A rogue by any other name

Parce que la rentrée c’est un peu déprimant quand même et que j’ai envie de vous faire vivre l’été indien, nous allons aujourd’hui parler d’une de mes lectures de l’été.

Car tandis que vous découvriez les flamboyants espions et leurs histoires, je partais en voyage diplomatique. 

Tout voyage suppose une organisation livresque très complexe. D’abord, il a fallu que je combatte ma tendance naturelle à tout faire à la dernière minute. J’ai du planifier non seulement les articles du blog mais mes lectures !!!


Une réflexion de toute beauté s’en est suivie, et Chi-Chi m’a métaphoriquement tenu la main pour me soutenir dans cette épreuve. Je ne voulais pas alourdir les malles protocolaires et c’est donc Alfred qui a eu la lourde responsabilité d’assurer la permanence littéraire pendant ce séjour au pays des Stars de SEP.

Et entre deux cocktails, et 3 gratte-ciels, j’ai lu, mes amis, que j’ai lu ! De la régence, du contemporain, du bon et du mauvais.

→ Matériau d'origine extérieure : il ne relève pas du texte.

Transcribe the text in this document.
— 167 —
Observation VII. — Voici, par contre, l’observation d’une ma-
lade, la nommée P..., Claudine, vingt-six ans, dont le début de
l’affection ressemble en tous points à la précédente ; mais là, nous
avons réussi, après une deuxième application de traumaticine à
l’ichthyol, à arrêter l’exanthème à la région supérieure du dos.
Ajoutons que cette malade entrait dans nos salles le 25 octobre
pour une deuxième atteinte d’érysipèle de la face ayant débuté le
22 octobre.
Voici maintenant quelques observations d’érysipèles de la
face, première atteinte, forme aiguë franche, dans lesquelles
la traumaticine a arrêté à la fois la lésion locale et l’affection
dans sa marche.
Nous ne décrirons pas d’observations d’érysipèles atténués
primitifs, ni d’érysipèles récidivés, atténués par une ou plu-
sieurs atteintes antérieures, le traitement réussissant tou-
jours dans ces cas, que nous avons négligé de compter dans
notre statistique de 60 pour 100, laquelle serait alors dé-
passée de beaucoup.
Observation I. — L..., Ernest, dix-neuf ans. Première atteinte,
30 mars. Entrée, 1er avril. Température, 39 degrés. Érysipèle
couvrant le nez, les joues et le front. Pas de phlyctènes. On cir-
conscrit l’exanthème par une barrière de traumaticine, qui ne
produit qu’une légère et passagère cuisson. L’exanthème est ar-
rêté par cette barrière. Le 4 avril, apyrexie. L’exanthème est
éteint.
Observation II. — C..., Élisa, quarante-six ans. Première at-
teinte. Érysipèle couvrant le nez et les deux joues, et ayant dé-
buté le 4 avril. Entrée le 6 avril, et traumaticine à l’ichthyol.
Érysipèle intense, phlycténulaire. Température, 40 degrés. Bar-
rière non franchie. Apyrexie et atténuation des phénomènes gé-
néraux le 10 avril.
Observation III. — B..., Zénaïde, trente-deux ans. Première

Et en ce lundi, j’ai envie de vous conter comment le nouveau Sarah MacLean a ravi mon cœur. A rogue by any other name est le premier opus de la nouvelle série de l’auteur. Sa première série, "Love by numbers", avait été une bonne découverte malgré des tomes un peu inégaux. Je me devais donc de laisser une chance à Michael et Penelope. Et j’ai bien fait.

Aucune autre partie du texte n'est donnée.